How to fix OOMKilled (exit code 137) in Kubernetes

OOMKilled (exit code 137) means the Linux kernel's out-of-memory (OOM) killer terminated your container because it exceeded its memory limit. Kubernetes sets the limit; the kernel enforces it. To fix it: identify which container was killed, verify the memory limit is correctly set, and either increase the limit or reduce the application's memory footprint.

How to confirm OOMKilled

Start by confirming the container actually died from an OOM kill and not another reason.

kubectl describe pod <pod-name> -n <namespace>

In the output, look for the container's last state:

Last State:     Terminated
  Reason:       OOMKilled
  Exit Code:    137

Exit code 137 is the standard signal: the process received SIGKILL (signal 9) from the kernel's OOM killer.

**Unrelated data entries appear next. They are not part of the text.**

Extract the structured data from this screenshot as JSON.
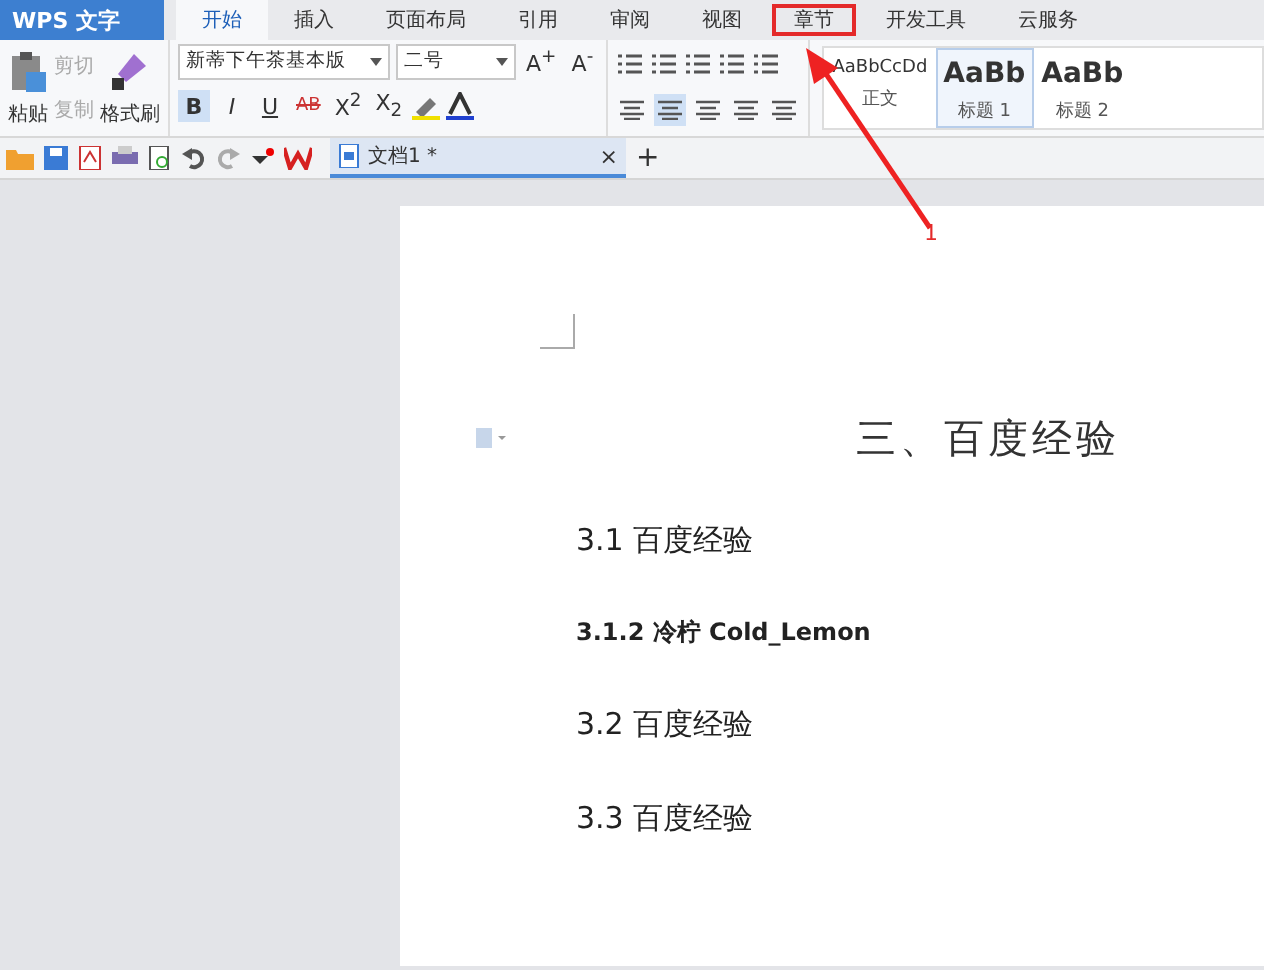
{
  "app_menu": {
    "label": "WPS 文字"
  },
  "tabs": [
    {
      "label": "开始",
      "selected": true,
      "highlighted": false
    },
    {
      "label": "插入",
      "selected": false,
      "highlighted": false
    },
    {
      "label": "页面布局",
      "selected": false,
      "highlighted": false
    },
    {
      "label": "引用",
      "selected": false,
      "highlighted": false
    },
    {
      "label": "审阅",
      "selected": false,
      "highlighted": false
    },
    {
      "label": "视图",
      "selected": false,
      "highlighted": false
    },
    {
      "label": "章节",
      "selected": false,
      "highlighted": true
    },
    {
      "label": "开发工具",
      "selected": false,
      "highlighted": false
    },
    {
      "label": "云服务",
      "selected": false,
      "highlighted": false
    }
  ],
  "clipboard": {
    "paste": "粘贴",
    "format_painter": "格式刷",
    "items": [
      {
        "label": "剪切",
        "disabled": true
      },
      {
        "label": "复制",
        "disabled": true
      }
    ]
  },
  "font": {
    "name": "新蒂下午茶基本版",
    "size": "二号",
    "size_buttons": [
      "A$^{+}$",
      "A$^{-}$"
    ],
    "buttons": [
      {
        "label": "B",
        "selected": true
      },
      {
        "label": "I",
        "selected": false
      },
      {
        "label": "U",
        "selected": false
      },
      {
        "label": "AB",
        "selected": false
      },
      {
        "label": "X$^{2}$",
        "selected": false
      },
      {
        "label": "X$_{2}$",
        "selected": false
      }
    ]
  },
  "paragraph": {
    "align": [
      {
        "selected": false
      },
      {
        "selected": true
      },
      {
        "selected": false
      },
      {
        "selected": false
      },
      {
        "selected": false
      }
    ]
  },
  "styles": [
    {
      "sample": "AaBbCcDd",
      "label": "正文",
      "selected": false
    },
    {
      "sample": "AaBb",
      "label": "标题 1",
      "selected": true
    },
    {
      "sample": "AaBb",
      "label": "标题 2",
      "selected": false
    }
  ],
  "doc_tab": {
    "title": "文档1 *",
    "close": "×",
    "new": "+"
  },
  "document": {
    "title": "三、百度经验",
    "paragraphs": [
      {
        "text": "3.1 百度经验",
        "kind": "heading2"
      },
      {
        "text": "3.1.2 冷柠 Cold_Lemon",
        "kind": "heading3"
      },
      {
        "text": "3.2 百度经验",
        "kind": "heading2"
      },
      {
        "text": "3.3 百度经验",
        "kind": "heading2"
      }
    ]
  },
  "annotation": {
    "number": "1"
  }
}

You can also check cluster events for additional context:

kubectl get events -n <namespace> --sort-by='.lastTimestamp' | grep -i oom

Look for events with reason OOMKilling. These appear on the node, so you may need to check events without a namespace filter if nothing appears:

kubectl get events --all-namespaces --sort-by='.lastTimestamp' | grep -i oom

Find the offending container

Pods often run multiple containers. Narrow down which one consumed the memory.

kubectl top pod <pod-name> --containers -n <namespace>

This requires metrics-server to be installed. The output shows current memory usage per container. Compare each container's current usage against its configured limit. The container closest to (or exceeding) its limit is the likely culprit.

To see the configured limits:

kubectl get pod <pod-name> -n <namespace> -o jsonpath='{range .spec.containers[*]}{.name}{"\t"}{.resources.limits.memory}{"\n"}{end}'

If metrics-server is not available, check your monitoring platform (Prometheus, Datadog, CloudWatch) for historical memory usage on that pod and container.

Root causes

OOMKilled has four common root causes. The fix depends on which one applies.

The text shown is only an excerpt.